4. Le Psalmiste poursuit donc : « Ayez pitié de moi, Seigneur, parce que je suis infirme, guérissez-moi, parce que mes os sont ébranlés[3] », et par ces os il entend la force de l’âme ou le courage. L’âme donc, en parlant de ses os, se plaint de son courage qui est ébranlé ; mais gardons-nous de croire qu’elle ait des os comme ceux du corps. Expliquant donc ce qui précède, le Prophète ajoute « Et mon âme est dans un trouble « profond », afin que l’on n’applique point au corps, ce qu’il appelait des os. « Et vous, Seigneur, jusques à quand[4] ? » Qui ne verrait ici une âme qui lutte avec ses infirmités, et que le médecin ne se presse pas de guérir, afin de lui faire sentir dans quel abîme de maux le péché l’a précipitée ? On ne cherche guère à éviter ce qui se guérit facilement ; mais une guérison difficile nous rend plus attentifs à conserver la santé quand nous l’avons recouvrée. Loin de nous cette pensée qu’il y ait de la cruauté dans ce Dieu à qui l’on dit : « Jusques à quand tarderez-vous à me guérir ? » mais il veut dans sa bonté montrer à l’âme quelle blessure elle s’est faite. Car cette âme ne prie pas encore avec une telle ferveur que Dieu puisse lui dire : « Ta prière ne sera pas achevée que je répondrai : Me voici[5] ». Dieu veut encore nous montrer quel sera le châtiment des impies qui refusent de retourner à lui, si la conversion nous est si difficile ; dans ce sens il est dit ailleurs : « Si le juste à peine est sauvé, que deviendront le pécheur et l’impie[6] ? »

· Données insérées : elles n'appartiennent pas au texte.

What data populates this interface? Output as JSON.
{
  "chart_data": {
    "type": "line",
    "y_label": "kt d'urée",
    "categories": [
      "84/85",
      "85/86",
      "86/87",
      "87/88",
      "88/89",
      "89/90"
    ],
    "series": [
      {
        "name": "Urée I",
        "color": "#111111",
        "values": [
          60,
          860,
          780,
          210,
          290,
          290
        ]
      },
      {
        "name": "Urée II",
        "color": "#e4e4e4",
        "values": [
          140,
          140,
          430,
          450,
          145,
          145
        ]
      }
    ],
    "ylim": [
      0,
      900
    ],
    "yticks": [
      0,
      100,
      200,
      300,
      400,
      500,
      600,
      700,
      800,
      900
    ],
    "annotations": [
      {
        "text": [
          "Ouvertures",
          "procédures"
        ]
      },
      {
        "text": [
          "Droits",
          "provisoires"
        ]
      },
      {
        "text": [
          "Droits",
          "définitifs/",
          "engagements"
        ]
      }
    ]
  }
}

5. « Revenez à moi, Seigneur, et délivrez « mon âme[7] ». En revenant à Dieu, le pécheur le supplie de se tourner vers lui, comme il est écrit : « Revenez à moi, dit le Seigneur, et je reviendrai à vous[8] » Mais cette expression : « Revenez, Seigneur », voudrait-elle dire : Aidez-moi dans mon retour, à cause des difficultés et du labeur que rencontre un retour à Dieu ? Car notre conversion parfaite au Seigneur, le trouvera toujours prêt, ainsi que l’a dit le Prophète : « Nous le trouvons prêt comme la lumière du matin[9][10] ». Nous l’avons perdu, en effet, non qu’il se soit retiré de nous, puisqu’il est présent partout, mais bien parce que nous lui avons tourné le dos. « Il était en ce monde », est-il dit, « et le monde a été fait par lui, et le monde ne l’a pas connu[11] ». Si donc il était en ce monde sans que le monde le connût, c’est que nos souillures ne supportent point sa présence. Mais pour nous convertir, ou pour effacer notre vie passée en taillant de nouveau notre âme à l’image de Dieu, nous ressentons le douloureux labeur d’échanger les terrestres voluptés contre le calme serein de la divine lumière. Et dans cette pénible tâche nous disons « Revenez à moi, Seigneur », c’est-à-dire, aidez-moi, afin que se perfectionne en moi ce retour qui vous trouvera toujours prêt, et vous donnera en jouissance à ceux qui vous aiment. Aussi, après avoir dit : « Revenez à moi, Seigneur », le Prophète a-t-il ajouté : « Et délivrez mon âme », que retiennent encore les soucis du monde, et qui, dans son retour à vous, se sent déchirer par l’aiguillon des désirs. « Sauvez-moi », dit-il, « à cause de votre miséricorde[12] ». Il sent qu’il n’est point guéri par ses propres mérites, puisqu’un pécheur, un violateur de la loi ne devait s’attendre en justice qu’à la damnation. Sauvez-moi donc, dit-il, non point que je l’aie mérité, mais à cause de votre miséricorde.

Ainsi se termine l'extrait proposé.